4.1.1. Extreme cases of heterozygosity
The heterozygosity report of Plink compares the expected and observed number of homozygotes. Column #6 in the report is an estimate for their divergence. Postive estimates indicate high homozygosity while negative estimates indicate low homozygosity.
awk -v size=0.02 'BEGIN{OFS="\t";bmin=bmax=0}{ b=int($6/size); a[b]++; bmax=b>bmax?b:bmax; bmin=b<bmin?b:bmin } END { for(i=bmin;i<=bmax;++i){if(i==0) print -1*size,size,a[i]/1;else if(i<0) print (i-1)*size,i*size,a[i]/1;else print i*size,(i+1)*size,a[i]/1 }}' <(tail -n+2 inspect/AxiomGT1v2.explore.het) > inspect/AxiomGT1v2.explore.het.histo
cat inspect/AxiomGT1v2.explore.het | awk '{if($6>0.3)print}' > inspect/AxiomGT1v2.explore.het.highHomo ## high homozygosity (i.e. low heterozygosity)
cat inspect/AxiomGT1v2.explore.het | awk '{if(NR==1)print}{if($6<-0.3)print}' > inspect/AxiomGT1v2.explore.het.lowHomo ## low homozygosity
4.1.2. Markers with significant deviation from HWE
The Hardy-Weinberg equilibrium report reports the results of an exact test comparing the expected and observed heterozygote frequency of each variant. Column #9 in the report is the Hardy-Weinberg equilibrium exact test p-value.
awk 'BEGIN{OFS="\t";}{ if($9<1e-50)a["1e-50 or less"]++;
else if($9<1e-40)a["1e-40:1e-50"]++; else if($9<1e-30)a["1e-30:1e-40"]++; \
else if($9<1e-20)a["1e-20:1e-30"]++; else if($9<1e-10)a["1e-10:1e-20"]++; \
else if($9<1e-9)a["1e-9:1e-10"]++; else if($9<1e-8)a["1e-8:1e-9"]++; \
else if($9<1e-7)a["1e-7:1e-8"]++; else if($9<1e-6)a["1e-6:1e-7"]++; \
else if($9<1e-5)a["1e-5:1e-6"]++; else if($9<1e-4)a["1e-4:1e-5"]++; \
else if($9<0.001)a["1e-3:1e-4"]++; else if($9<0.01)a["1e-2:1e-3"]++; } \
END { for(i in a) print i,a[i] }' <(tail -n+2 inspect/AxiomGT1v2.explore.hwe) | sort -g > inspect/AxiomGT1v2.explore.hwe.histo
## Use this to further explore variants with extreme deviation from HWE:
cat inspect/AxiomGT1v2.explore.hwe | awk '{if(NR==1)print}{if($9<1e-50)print}' > inspect/AxiomGT1v2.explore.hwe.lowHWE
4.1.3. Genotype missingness in samples and variants
There are 2 missingness reports. One with the ".imiss" extension for samples and another one with the ".lmiss" extension for variants. Columns #6 and #5 are the missing call rate in both files respectively.

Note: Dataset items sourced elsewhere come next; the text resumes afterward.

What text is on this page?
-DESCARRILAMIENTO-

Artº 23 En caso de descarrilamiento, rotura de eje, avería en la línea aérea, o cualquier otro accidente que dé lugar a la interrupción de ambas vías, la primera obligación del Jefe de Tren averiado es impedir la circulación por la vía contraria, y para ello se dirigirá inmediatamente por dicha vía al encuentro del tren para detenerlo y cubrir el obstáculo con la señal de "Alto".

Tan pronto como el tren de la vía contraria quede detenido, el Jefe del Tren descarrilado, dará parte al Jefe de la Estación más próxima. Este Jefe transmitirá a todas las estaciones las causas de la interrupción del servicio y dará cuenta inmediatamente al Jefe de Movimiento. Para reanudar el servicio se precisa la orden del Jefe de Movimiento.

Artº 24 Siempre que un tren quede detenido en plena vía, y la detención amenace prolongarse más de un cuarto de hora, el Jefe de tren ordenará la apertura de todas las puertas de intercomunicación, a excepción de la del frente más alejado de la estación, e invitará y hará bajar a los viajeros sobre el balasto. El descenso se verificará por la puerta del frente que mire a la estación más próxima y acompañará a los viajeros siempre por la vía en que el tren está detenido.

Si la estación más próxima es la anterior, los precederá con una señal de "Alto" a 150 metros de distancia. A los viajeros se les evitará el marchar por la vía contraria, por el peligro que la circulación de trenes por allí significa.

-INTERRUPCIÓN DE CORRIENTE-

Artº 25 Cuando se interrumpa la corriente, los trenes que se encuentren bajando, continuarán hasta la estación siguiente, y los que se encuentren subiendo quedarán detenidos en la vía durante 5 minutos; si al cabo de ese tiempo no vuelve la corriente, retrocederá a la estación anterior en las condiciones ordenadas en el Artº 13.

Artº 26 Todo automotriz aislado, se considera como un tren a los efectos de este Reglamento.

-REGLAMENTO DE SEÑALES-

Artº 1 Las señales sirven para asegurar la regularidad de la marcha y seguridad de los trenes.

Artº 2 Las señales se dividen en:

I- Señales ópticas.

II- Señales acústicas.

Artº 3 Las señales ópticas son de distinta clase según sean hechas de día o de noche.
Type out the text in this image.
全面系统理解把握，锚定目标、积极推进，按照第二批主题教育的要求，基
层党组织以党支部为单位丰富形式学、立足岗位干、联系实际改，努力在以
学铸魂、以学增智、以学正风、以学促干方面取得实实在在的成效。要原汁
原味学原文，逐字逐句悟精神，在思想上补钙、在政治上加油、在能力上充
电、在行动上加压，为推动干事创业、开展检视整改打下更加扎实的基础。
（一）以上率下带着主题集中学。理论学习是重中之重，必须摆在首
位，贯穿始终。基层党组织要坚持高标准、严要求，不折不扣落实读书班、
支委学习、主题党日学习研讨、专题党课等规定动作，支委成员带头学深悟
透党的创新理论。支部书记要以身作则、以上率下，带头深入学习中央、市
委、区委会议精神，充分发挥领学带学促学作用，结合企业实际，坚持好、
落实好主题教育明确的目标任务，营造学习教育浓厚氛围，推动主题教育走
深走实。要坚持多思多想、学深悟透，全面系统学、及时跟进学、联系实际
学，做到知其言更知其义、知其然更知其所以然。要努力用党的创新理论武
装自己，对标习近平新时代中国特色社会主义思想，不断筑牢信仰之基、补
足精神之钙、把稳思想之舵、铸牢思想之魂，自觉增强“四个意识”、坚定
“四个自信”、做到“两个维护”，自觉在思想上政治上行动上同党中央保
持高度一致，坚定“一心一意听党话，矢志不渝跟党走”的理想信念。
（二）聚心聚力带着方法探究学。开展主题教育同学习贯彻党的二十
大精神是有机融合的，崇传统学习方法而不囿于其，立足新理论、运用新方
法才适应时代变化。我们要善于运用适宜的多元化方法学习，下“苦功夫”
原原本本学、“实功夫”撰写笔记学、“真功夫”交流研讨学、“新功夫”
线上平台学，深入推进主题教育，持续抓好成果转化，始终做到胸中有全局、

awk -v size=0.02 'BEGIN{OFS="\t";bmin=bmax=0}{ b=int($6/size); a[b]++; bmax=b>bmax?b:bmax; bmin=b<bmin?b:bmin } END { for(i=bmin;i<=bmax;++i) print i*size,(i+1)*size,a[i]/1 }' <(tail -n+2 inspect/AxiomGT1v2.explore.imiss) > inspect/AxiomGT1v2.explore.imiss.histo
awk -v size=0.02 'BEGIN{OFS="\t";bmin=bmax=0}{ b=int($5/size); a[b]++; bmax=b>bmax?b:bmax; bmin=b<bmin?b:bmin } END { for(i=bmin;i<=bmax;++i) print i*size,(i+1)*size,a[i]/1 }' <(tail -n+2 inspect/AxiomGT1v2.explore.lmiss) > inspect/AxiomGT1v2.explore.lmiss.histo
4.1.4. Variants with very low MAF
The allele frequency report calculates the minor allele frequencies (MAF) in column #5.
# Here are 2 different resolutions for a histogram of MAF:
awk -v size=0.01 'BEGIN{OFS="\t";bmin=bmax=0}{ b=int($5/size); a[b]++; bmax=b>bmax?b:bmax; bmin=b<bmin?b:bmin } END { for(i=bmin;i<=bmax;++i) print i*size,(i+1)*size,a[i]/1 }' <(tail -n+2 inspect/AxiomGT1v2.explore.frq) > inspect/AxiomGT1v2.explore.frq.histo
awk -v size=0.001 'BEGIN{OFS="\t";bmin=bmax=0}{ b=int($5/size); a[b]++; bmax=b>bmax?b:bmax; bmin=b<bmin?b:bmin } END { for(i=bmin;i<=bmax;++i) print i*size,(i+1)*size,a[i]/1 }' <(tail -n+2 inspect/AxiomGT1v2.explore.frq) > inspect/AxiomGT1v2.explore.frq.histo2
4.2. Filter low quality samples and variants
echo "Oldies grls2ef0ebb4" > het_excess.lst
tail -n+2 inspect/AxiomGT1v2.explore.het.lowHomo | awk '{print $1,$2}' > het_excess.lst
plink --bfile AxiomGT1v2.comp_merge.deDup.sexConfirm.public_ids --chr-set 38 no-xy --allow-extra-chr \
--hwe 1e-50 'midp' --geno 0.05 --mind 0.05 --maf 0.01 \
--remove het_excess.lst\
--make-bed --output-chr 'chrM' --out AxiomGT1v2.filtered
Now, there are 579771 variants and 3205 samples that passed filters and QC.